I use Owasp Anti samy with Ebay policy file to prevent XSS attacks on my website.
I also use Hibernate search to index my objects.
When I use this code:
String html = "special word: été";
// use the Ebay configuration file
Policy policy = Policy.getInstance(xssPolicyFile.getInputStream());
AntiSamy as = new AntiSamy();
CleanResults cr = as.scan(html, policy);
// result is now : "special word: été"
result = cr.getCleanHTML();
As you can see all chars "é" has been transformed to their html entity equivalent "é
"
My page is on UTF-8, so I don't need this transformation.
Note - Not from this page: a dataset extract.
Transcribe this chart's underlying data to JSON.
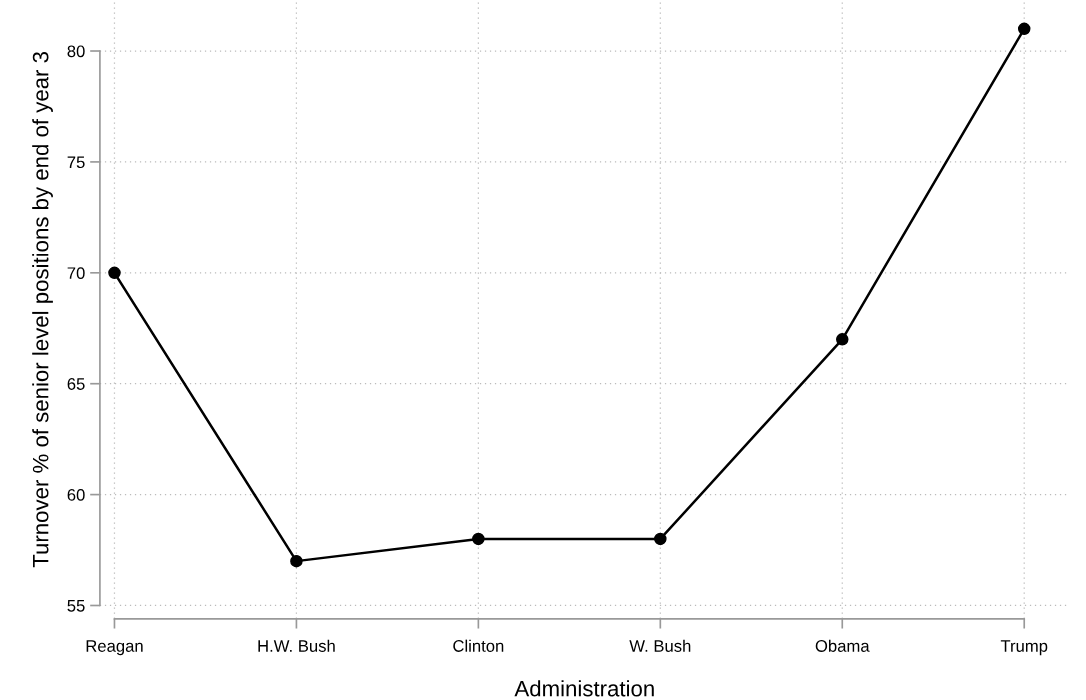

Moreover, when I index this text with Hibernate Search, it indexes the word with html entities, so I can't find word "été" on my index.
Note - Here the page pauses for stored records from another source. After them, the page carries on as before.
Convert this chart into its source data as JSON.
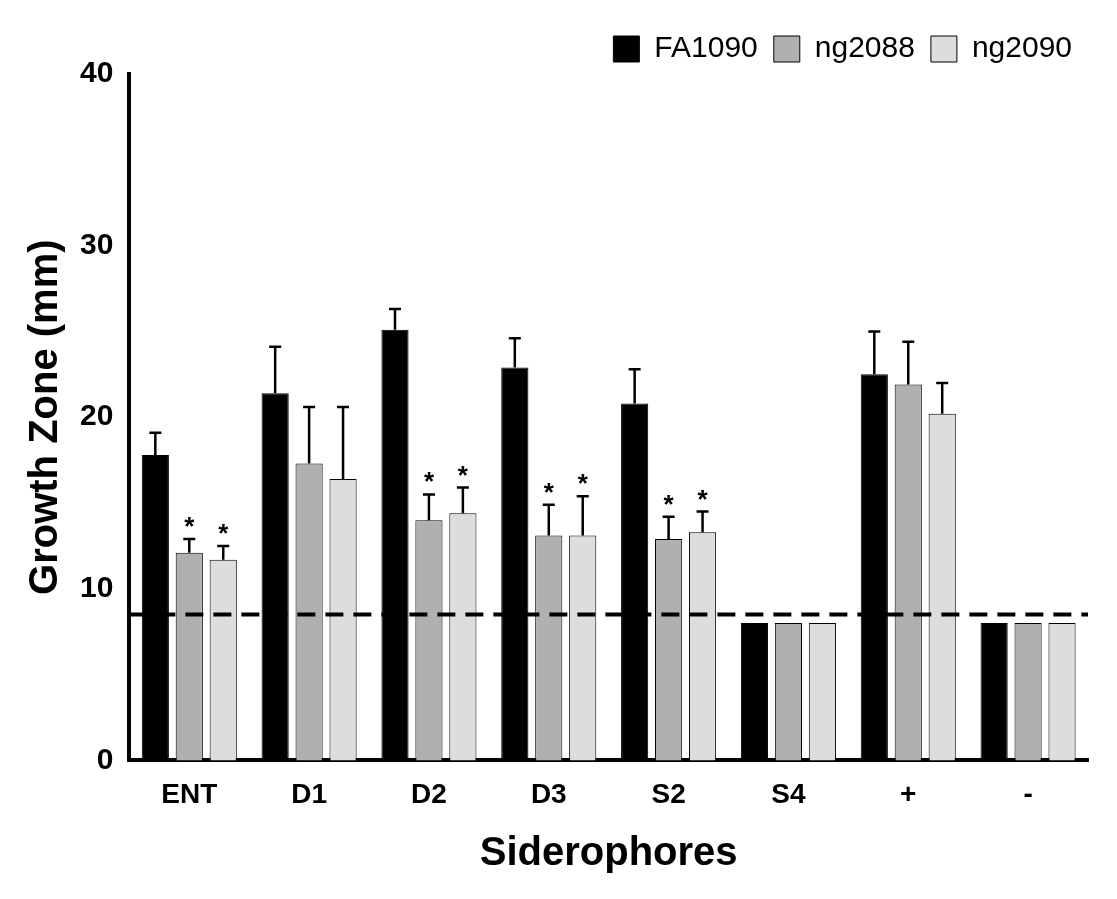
{
  "chart_data": {
    "type": "bar",
    "xlabel": "Siderophores",
    "ylabel": "Growth Zone (mm)",
    "categories": [
      "ENT",
      "D1",
      "D2",
      "D3",
      "S2",
      "S4",
      "+",
      "-"
    ],
    "ylim": [
      0,
      40
    ],
    "yticks": [
      0,
      10,
      20,
      30,
      40
    ],
    "grid": false,
    "legend": "top right",
    "series": [
      {
        "name": "FA1090",
        "color": "#000000",
        "values": [
          17.8,
          21.4,
          25.1,
          22.9,
          20.8,
          8.0,
          22.5,
          8.0
        ],
        "errors": [
          [
            17.8,
            19.1
          ],
          [
            21.4,
            24.1
          ],
          [
            25.1,
            26.3
          ],
          [
            22.9,
            24.6
          ],
          [
            20.8,
            22.8
          ],
          null,
          [
            22.5,
            25.0
          ],
          null
        ]
      },
      {
        "name": "ng2088",
        "color": "#b0b0b0",
        "values": [
          12.1,
          17.3,
          14.0,
          13.1,
          12.9,
          8.0,
          21.9,
          8.0
        ],
        "errors": [
          [
            12.1,
            12.9
          ],
          [
            17.3,
            20.6
          ],
          [
            14.0,
            15.5
          ],
          [
            13.1,
            14.9
          ],
          [
            12.9,
            14.2
          ],
          null,
          [
            21.9,
            24.4
          ],
          null
        ],
        "value_labels": [
          "*",
          null,
          "*",
          "*",
          "*",
          null,
          null,
          null
        ]
      },
      {
        "name": "ng2090",
        "color": "#dddddd",
        "values": [
          11.7,
          16.4,
          14.4,
          13.1,
          13.3,
          8.0,
          20.2,
          8.0
        ],
        "errors": [
          [
            11.7,
            12.5
          ],
          [
            16.4,
            20.6
          ],
          [
            14.4,
            15.9
          ],
          [
            13.1,
            15.4
          ],
          [
            13.3,
            14.5
          ],
          null,
          [
            20.2,
            22.0
          ],
          null
        ],
        "value_labels": [
          "*",
          null,
          "*",
          "*",
          "*",
          null,
          null,
          null
        ]
      }
    ],
    "ref_lines": [
      {
        "axis": "y",
        "value": 8.5,
        "color": "#000000",
        "line_style": "dashed"
      }
    ]
  }
}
How can I force antisamy to not transform special chars to their html entity equivalent ?
thanks
PS: an issue has been opened : http://code.google.com/p/owaspantisamy/issues/detail?id=99
I ran into the same problem this morning.
I have encapsulated antisamy in a class and I use apache StringEscapeUtil from apache common-lang to restore special characters.
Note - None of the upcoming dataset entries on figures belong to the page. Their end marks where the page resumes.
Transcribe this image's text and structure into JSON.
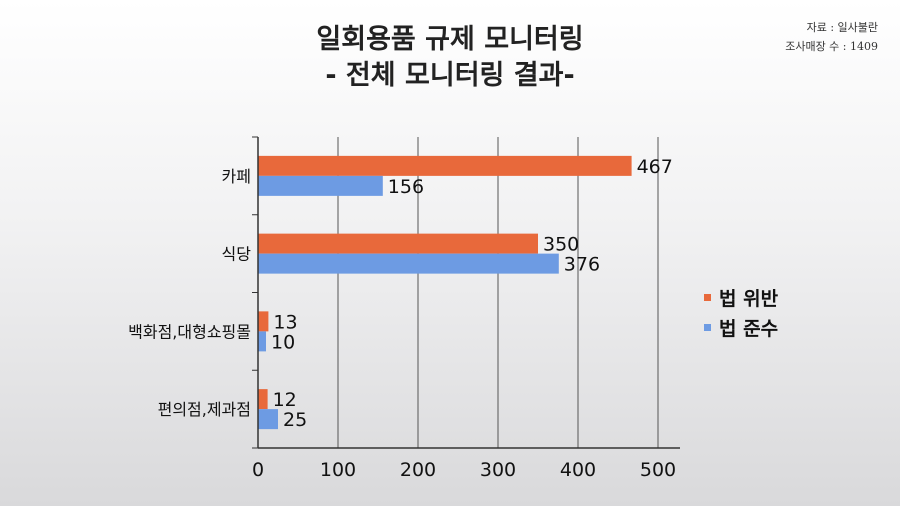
{
  "title_line1": "일회용품 규제 모니터링",
  "title_line2": "- 전체 모니터링 결과-",
  "source_line1": "자료 : 일사불란",
  "source_line2": "조사매장 수 : 1409",
  "colors": {
    "violation": "#E8693B",
    "compliance": "#6D9BE3",
    "grid": "#555555",
    "axis": "#333333"
  },
  "chart_data": {
    "type": "bar",
    "orientation": "horizontal",
    "categories": [
      "카페",
      "식당",
      "백화점,대형쇼핑몰",
      "편의점,제과점"
    ],
    "series": [
      {
        "name": "법 위반",
        "values": [
          467,
          350,
          13,
          12
        ]
      },
      {
        "name": "법 준수",
        "values": [
          156,
          376,
          10,
          25
        ]
      }
    ],
    "xlim": [
      0,
      500
    ],
    "xticks": [
      "0",
      "100",
      "200",
      "300",
      "400",
      "500"
    ],
    "grid": "vertical",
    "legend": "right"
  }
}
CleanResults cleanResults = antiSamy.scan(taintedHtml);
cleanedHtml = cleanResults.getCleanHTML();
return StringEscapeUtils.unescapeHtml(cleanedHtml)
The result is a cleaned up HTML without the HTML escaping of special characters.
Hope this helps.
Like Mohamad said it in a comment, Antisamy has just released a new directive named : entityEncodeIntlChars
here is the detail : http://code.google.com/p/owaspantisamy/source/detail?r=240
It seems that this directive solves the problem.
After scouring the AntiSamy source code, I found no way of changing this behavior apart from modifying AntiSamy.
Check out this one: http://code.google.com/p/owaspantisamy/source/browse/#svn/trunk/dotNet/current/source/owaspantisamy/html/scan
Grab the source and notice that key classes (AntiSamyDOMScanner, CleanResults) use standard framework objects (like XmlDocument). Compile and run with the binary you compiled - so that you can see everything in a debugger - as in which of the major classes actually corrupts your data. With that in hand you'll be able to either change a few properties on major objects to make it stop or inject your own post-processing to revert the wrongdoing (say with a regexp). Latter you can expose that as additional top-level property, say one named NoMess :-)
Chances are that behavior in that respect is different between languages (there's 3 in that trunk) but the same tactics will work no matter which one you have to deal with.